Complex Statistics

Nov 9, 2021

Analyzing Data

Pandas can do much more complex statistics than just the mean or the sum. For more complex work though, we need to make sure we have the scipy library – therefore, when we begin our code we need to add:

from scipy import stats

There’s a long list of functions you could use to get the statistics you need, but the syntax looks like this:

# replace 'func_name' with actual function name

stats.func_name()

Correlations

Correlations measure the strength of a linear relationship between measurement variables and the purpose is to predict and understand the constructs. One useful function in the Pandas library is .corr(), which will find all relationships for each column that is a continuous variable in your data. It places these values in a tabular format and also automatically excludes blank values from the analysis.

To get the correlations with this method, write it out using the syntax .corr():

hr_df.corr()

Pearson’s Correlation is the most popular method to observe relationships. Pearson’s Correlation evaluates the linear relationship between two sets of continuous values and can be computed in a relatively simple way.

The function pearsonr() reads in two column names to determine the strength and direction of the relationship of those constructs. It also returns two values of r and p-value like so: (0.23, 0.03). Recall that the correlation coefficient is represented by r and the p-value helps us determine whether that relationship is statistically significant or not.

To get the correlation with this method, use the stats function like so:

stats.pearsonr(df_name.column1, df_name.column2)

Tutorial

We can obtain the correlation coefficient of two continuous variables from a data set. To get started, download the following HR data set from Kaggle: https://www.kaggle.com/rhuebner/human-resources-data-set

Part One: Writing the Code

For this example, let’s determine whether there is a relationship between Employee Satisfaction and Performance Rating Scores.

Part Two: Interpreting the Results

Pearson’s Correlation values ranges from -1 to 1, where 0 would indicate no relationship while -1 or +1 would indicate a perfect relationship.

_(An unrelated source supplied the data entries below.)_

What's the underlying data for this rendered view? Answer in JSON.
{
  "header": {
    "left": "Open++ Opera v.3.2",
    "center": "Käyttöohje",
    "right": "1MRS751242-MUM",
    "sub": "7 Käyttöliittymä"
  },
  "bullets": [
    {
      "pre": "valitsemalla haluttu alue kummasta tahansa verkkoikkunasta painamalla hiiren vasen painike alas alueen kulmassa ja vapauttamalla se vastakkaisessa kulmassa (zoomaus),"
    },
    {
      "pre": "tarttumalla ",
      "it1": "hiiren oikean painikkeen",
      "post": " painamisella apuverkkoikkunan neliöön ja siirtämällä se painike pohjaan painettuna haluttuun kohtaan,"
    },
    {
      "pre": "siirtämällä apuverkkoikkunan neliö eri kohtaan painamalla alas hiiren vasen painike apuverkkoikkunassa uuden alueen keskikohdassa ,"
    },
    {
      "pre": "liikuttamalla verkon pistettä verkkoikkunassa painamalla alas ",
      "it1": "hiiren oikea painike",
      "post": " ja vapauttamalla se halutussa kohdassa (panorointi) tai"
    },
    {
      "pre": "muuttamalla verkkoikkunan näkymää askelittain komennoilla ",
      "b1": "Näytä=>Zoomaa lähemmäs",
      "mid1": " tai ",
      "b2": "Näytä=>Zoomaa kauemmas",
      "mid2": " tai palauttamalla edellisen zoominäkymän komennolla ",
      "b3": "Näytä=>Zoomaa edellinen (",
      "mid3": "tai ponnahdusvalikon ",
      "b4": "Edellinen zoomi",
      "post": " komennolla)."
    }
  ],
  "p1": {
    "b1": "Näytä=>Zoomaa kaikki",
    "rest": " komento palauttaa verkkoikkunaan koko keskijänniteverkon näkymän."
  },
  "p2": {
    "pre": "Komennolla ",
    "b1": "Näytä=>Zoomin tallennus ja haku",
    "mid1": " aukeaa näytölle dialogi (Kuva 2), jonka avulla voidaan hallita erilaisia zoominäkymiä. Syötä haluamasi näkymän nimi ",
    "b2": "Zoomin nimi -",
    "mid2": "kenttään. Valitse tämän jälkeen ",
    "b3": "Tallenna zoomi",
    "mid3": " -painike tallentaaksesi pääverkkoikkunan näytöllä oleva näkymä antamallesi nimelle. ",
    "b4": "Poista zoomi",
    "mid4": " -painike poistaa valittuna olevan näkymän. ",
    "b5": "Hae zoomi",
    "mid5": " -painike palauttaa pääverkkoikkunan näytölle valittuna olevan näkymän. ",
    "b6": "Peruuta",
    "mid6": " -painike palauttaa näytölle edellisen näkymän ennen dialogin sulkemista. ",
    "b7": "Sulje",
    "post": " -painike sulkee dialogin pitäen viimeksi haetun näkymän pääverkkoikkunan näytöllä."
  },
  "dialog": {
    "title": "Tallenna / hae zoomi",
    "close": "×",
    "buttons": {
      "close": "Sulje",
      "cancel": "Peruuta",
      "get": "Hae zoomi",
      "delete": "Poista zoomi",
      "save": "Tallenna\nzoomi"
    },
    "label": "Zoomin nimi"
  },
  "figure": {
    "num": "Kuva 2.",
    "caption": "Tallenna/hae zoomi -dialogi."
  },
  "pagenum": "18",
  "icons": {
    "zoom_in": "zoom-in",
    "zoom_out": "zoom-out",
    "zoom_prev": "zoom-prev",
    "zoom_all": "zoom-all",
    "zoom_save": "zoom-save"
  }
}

Here’s a guide on interpreting the strength and direction of the correlation output:

Correlational Coefficient (r)	Interpretation
-1.00	Perfect negative linear relationship
-0.75	Strong negative linear relationship
-0.50	Moderate negative linear relationship
-0.25	Weak negative linear relationship
-0.00	No linear relationship
+0.25	Weak positive linear relationship
+0.50	Moderate positive linear relationship
+0.75	Strong positive linear relationship
+1.00	Perfect positive linear relationship

Take a look at the output from above. Is there a relationship between Employee Satisfaction and Performance Rating Scores? If so, what is the strength and direction?

We can see that r = 0.30 and p < .05 which indicates the following:

There is a weak, positive linear relationship between Employee Satisfaction and Performance Rating Scores, such that, as the employee is more content with their work the higher their performance review score is. Remember though, correlation does not equal causation!

Linear Regression

John Tukey (an American mathematician and statistician) once said, “An approximate answer to the right problem is worth a good deal more than an exact answer to an approximate problem.”

Definition

Ultimately, a linear regression is an attempt to model the relationship between two variables by fitting the linear equation to the observed data (i.e., finding the line of best fit). Statisticians, data scientists, and business professionals use linear regressions often as a means to predict the values of one variable from values of the other variables in question. In a linear regression, one variable is explanatory (i.e., independent variable) and the other is predicted (i.e., dependent variable). Sometimes, there might be more than one explanatory or predicted variable, but more on that later.

Assumptions

Depending on the model you build, there will be a variety of assumptions/conditions needed to ensure proper model predictions and estimates.

The following are the core assumptions needed for linear regression modeling:

Linear Relationship Exists
Independence of Residuals
Homoscedasticity
Normality

Formula

Below is the linear regression formula, where X is the explanatory variable and Y is the predicted variable. The slope of the line is b and a is the intercept (i.e., the value of Y when X = 0).

$$Y = a + bX$$

Here’s the explanations at a glance:

Variables	Interpretation
Y	Dependent Variable
X	Explanatory Variable
b	Slope of the Line
a	Intercept

Interpretation of Results

Before attempting to fit a linear model to observed data, first determine whether or not there is a relationship between the variables of interest. If a correlation exists, this does not imply that one variable causes the other, but that there is some significant association between the two variables. In other words, correlation does not equal causation.

When reviewing the data as a scatter plot on a graph, take notice to the outliers/outriders and determine their importance (or deterance) to the data.

When reviewing the model results, the first number you can focus in on is R Square. R Square explains the goodness of fit - the closer to 1.00 the better!